La torre nació de una idea de Gustave Eiffel y dos de los ingenieros más importantes de su compañía de construcción, Maurice Koechlin y Émile Nouguier. Tenían en mente revelar su obra maestra para la Exposición Universal de 1889, que también celebraba la conmemoración de los cien años de la Revolución Francesa, por lo que iniciaron la construcción de la torre dos años antes. Originalmente, tenía una altura de 300 metros e inmediatamente pasó a ser la estructura más alta del mundo, perdiendo el título únicamente ante el Edificio Chrysler de Nueva York, construído en 1930. En años posteriores, se le agregó una antena de radio y televisión a la torre, que actualmente tiene 324 metros de altura.

Torre Eiffel vista por la noche

La torre tiene 1665 escalones, pero cuenta con elevador para visitar tres niveles. El primer nivel (57 metros de altura) cuenta con una oficina de correos (para quienes quieren enviar una postal desde la torre), un restaurante y una sala de conferencias y exposiciones. El segundo nivel (115 metros de altura) también tiene un restaurante y una vista panoramica de la ciudad, pero solamente al subir al tercer nivel (276 metros de altura) se puede disfrutar de una vista verdaderamente especial.

Parece difícil creer que en los primeros años de la torre, la estructura atraía a muy pocos visitantes.

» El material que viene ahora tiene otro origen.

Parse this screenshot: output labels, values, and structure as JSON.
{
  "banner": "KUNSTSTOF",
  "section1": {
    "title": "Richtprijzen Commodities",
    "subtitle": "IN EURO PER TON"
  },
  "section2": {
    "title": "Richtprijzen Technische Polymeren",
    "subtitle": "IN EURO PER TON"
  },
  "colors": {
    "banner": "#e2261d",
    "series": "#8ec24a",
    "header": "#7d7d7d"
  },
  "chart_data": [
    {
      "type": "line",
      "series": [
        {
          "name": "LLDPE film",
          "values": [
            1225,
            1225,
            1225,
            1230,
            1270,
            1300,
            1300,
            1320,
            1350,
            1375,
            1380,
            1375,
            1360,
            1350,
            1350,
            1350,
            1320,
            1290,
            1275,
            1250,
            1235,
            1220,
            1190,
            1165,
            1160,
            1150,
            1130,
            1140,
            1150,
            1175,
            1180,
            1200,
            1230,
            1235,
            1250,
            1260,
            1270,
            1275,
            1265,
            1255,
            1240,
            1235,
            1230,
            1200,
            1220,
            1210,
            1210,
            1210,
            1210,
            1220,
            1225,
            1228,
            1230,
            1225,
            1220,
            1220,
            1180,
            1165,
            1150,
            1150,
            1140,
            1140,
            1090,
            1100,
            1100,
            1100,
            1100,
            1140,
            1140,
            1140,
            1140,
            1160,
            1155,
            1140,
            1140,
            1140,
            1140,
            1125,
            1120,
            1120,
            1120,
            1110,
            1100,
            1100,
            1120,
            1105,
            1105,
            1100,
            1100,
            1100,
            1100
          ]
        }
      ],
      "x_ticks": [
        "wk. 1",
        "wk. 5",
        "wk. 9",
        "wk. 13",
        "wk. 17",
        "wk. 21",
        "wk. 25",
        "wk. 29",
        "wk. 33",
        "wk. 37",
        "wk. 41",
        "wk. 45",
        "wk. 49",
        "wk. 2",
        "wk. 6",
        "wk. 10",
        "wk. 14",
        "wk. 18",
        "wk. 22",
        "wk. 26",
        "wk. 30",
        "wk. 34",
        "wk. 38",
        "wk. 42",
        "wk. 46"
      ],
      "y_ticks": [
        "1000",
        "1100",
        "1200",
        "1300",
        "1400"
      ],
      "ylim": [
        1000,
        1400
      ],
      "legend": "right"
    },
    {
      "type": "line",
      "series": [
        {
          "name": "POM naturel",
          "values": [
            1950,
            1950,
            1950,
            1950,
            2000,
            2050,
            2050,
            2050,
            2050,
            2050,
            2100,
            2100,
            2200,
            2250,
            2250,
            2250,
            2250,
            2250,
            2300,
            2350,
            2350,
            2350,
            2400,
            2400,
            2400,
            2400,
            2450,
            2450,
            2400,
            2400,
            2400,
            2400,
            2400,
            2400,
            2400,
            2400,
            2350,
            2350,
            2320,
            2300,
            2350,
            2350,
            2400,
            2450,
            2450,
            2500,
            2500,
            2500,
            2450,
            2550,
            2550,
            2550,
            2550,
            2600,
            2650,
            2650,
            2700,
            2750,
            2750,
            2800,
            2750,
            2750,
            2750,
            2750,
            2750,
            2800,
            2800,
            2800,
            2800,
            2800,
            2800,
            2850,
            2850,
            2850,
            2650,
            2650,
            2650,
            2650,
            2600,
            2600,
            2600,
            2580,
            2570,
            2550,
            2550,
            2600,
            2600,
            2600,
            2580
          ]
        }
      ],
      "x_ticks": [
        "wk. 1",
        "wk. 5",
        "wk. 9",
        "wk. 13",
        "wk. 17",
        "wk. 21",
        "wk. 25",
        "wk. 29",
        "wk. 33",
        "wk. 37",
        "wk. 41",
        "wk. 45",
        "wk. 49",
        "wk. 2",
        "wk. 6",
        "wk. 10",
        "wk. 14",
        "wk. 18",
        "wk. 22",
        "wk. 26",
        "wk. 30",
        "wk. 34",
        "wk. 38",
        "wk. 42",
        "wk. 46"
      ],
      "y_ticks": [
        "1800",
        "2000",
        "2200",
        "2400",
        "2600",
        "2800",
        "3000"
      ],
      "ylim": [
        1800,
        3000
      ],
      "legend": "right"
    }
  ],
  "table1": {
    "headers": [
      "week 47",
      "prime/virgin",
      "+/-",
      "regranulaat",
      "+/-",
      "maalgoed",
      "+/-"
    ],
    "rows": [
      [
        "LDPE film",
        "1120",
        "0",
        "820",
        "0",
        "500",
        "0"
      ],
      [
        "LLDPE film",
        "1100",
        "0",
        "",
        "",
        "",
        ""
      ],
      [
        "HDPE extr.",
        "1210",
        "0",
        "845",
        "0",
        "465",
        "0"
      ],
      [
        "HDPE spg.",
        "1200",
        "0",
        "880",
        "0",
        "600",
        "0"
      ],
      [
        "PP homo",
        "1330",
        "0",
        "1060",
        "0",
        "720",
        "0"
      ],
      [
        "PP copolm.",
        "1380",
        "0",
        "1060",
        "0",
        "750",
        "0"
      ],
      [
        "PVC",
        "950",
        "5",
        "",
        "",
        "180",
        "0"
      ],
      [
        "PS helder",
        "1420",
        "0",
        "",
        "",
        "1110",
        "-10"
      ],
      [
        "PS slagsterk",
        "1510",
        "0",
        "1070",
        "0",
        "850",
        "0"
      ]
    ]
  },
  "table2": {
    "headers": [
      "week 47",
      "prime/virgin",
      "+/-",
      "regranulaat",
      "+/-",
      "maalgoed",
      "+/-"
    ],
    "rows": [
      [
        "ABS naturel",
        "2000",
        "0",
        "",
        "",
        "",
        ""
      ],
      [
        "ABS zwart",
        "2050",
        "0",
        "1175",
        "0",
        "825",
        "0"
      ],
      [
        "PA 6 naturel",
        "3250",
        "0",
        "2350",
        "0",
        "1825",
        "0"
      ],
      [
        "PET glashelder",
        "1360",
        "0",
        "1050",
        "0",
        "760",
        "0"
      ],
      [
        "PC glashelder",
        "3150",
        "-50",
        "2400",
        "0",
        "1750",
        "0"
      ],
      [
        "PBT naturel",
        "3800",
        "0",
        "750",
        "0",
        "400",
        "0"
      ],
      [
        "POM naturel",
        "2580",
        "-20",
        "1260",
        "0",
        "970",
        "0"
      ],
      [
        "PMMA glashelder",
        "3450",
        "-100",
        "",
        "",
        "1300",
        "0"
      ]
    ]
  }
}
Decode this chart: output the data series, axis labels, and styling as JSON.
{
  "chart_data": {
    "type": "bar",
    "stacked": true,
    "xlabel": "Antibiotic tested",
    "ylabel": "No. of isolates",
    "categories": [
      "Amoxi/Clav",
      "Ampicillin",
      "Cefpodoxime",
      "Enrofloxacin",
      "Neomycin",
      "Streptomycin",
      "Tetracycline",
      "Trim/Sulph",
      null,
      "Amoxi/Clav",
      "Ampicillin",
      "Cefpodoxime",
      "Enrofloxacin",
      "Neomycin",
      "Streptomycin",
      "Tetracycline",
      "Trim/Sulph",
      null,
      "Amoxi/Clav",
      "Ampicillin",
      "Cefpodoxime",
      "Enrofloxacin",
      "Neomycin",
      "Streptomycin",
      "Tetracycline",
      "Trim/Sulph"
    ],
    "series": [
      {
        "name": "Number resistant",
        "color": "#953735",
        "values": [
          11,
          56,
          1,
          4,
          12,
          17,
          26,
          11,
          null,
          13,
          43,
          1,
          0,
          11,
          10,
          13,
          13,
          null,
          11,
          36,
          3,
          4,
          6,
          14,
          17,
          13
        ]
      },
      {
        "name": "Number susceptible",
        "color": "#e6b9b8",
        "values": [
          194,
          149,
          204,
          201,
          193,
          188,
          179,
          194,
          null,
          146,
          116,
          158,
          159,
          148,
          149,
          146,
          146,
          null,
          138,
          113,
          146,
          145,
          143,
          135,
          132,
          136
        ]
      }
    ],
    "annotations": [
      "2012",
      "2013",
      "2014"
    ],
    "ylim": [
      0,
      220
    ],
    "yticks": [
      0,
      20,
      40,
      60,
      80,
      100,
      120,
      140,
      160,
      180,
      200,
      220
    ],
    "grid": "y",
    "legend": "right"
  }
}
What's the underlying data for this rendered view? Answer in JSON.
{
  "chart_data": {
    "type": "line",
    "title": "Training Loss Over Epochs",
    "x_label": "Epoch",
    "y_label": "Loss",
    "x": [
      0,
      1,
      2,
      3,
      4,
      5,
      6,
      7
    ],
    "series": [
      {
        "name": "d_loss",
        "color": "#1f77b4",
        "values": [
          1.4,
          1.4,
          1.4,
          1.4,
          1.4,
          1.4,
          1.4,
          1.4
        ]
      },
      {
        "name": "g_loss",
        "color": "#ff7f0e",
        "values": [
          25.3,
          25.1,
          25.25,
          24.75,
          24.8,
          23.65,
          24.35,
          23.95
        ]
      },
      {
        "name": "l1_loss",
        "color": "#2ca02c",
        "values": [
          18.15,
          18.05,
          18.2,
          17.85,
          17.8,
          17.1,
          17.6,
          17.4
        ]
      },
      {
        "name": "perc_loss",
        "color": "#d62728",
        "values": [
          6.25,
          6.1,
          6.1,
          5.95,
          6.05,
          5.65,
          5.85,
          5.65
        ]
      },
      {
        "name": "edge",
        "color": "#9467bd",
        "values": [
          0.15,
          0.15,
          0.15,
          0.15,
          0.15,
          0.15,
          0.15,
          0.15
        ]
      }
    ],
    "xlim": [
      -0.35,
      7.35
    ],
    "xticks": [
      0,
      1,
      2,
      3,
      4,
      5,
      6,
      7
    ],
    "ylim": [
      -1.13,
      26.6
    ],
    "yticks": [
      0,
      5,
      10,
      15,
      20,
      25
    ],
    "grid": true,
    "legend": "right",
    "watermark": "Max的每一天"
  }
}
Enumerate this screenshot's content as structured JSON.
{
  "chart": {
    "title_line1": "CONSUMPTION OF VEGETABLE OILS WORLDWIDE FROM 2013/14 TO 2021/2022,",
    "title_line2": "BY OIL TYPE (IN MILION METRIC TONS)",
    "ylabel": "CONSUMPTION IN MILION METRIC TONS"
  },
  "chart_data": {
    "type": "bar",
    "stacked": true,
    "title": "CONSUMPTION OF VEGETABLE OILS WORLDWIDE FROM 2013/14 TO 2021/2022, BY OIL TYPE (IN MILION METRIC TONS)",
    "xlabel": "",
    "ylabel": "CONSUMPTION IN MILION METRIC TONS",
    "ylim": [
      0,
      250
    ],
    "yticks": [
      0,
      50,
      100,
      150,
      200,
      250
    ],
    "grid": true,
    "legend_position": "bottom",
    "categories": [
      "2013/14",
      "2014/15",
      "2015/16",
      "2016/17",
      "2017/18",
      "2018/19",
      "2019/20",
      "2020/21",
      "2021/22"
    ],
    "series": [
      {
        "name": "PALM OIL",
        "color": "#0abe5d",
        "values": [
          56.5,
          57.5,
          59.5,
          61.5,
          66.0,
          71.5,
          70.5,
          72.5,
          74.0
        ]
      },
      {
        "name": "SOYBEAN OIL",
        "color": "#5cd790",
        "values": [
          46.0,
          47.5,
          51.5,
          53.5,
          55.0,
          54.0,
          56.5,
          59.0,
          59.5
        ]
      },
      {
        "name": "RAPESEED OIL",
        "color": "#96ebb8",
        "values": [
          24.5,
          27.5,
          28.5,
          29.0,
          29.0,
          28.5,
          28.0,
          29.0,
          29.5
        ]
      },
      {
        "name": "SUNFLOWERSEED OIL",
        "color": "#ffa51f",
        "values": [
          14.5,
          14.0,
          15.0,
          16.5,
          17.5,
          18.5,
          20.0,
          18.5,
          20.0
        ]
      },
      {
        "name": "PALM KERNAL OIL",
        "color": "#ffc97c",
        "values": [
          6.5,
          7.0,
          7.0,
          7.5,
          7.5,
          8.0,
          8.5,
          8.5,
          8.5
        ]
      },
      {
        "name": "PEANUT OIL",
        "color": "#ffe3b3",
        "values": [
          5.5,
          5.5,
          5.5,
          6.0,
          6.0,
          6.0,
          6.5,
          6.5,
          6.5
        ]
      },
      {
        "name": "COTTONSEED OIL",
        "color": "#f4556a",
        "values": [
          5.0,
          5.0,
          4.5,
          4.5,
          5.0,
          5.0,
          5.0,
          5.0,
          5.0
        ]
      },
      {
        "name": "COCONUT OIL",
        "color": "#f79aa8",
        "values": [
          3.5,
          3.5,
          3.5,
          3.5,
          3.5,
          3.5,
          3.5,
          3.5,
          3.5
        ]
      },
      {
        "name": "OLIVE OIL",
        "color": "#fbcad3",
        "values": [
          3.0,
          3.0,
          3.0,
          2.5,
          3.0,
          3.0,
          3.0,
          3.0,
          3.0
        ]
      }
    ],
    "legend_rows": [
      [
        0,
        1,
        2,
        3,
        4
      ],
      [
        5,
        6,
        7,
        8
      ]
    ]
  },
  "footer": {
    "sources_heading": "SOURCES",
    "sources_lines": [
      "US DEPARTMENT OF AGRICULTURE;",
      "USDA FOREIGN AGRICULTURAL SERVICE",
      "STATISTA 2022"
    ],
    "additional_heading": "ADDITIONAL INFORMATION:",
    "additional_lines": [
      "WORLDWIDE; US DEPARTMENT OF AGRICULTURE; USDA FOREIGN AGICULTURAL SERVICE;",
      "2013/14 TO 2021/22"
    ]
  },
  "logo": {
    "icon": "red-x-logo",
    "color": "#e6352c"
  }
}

El problema para recuperar la inversión fue tal, que el señor Eiffel tuvo que promover la torre por sus ventajas científicas, e instaló una estación meteorológica y, años después, una antena telegráfica, que benefició enormemente la comunicación militar. Solo así logró mantener en pie su obra maestra, y no fue sino hasta años después que la torre empezó a ser un atractivo turístico (después de la Segunda Guerra Mundial),  cuando se empezó a desarrollar el turismo en Francia nuevamente.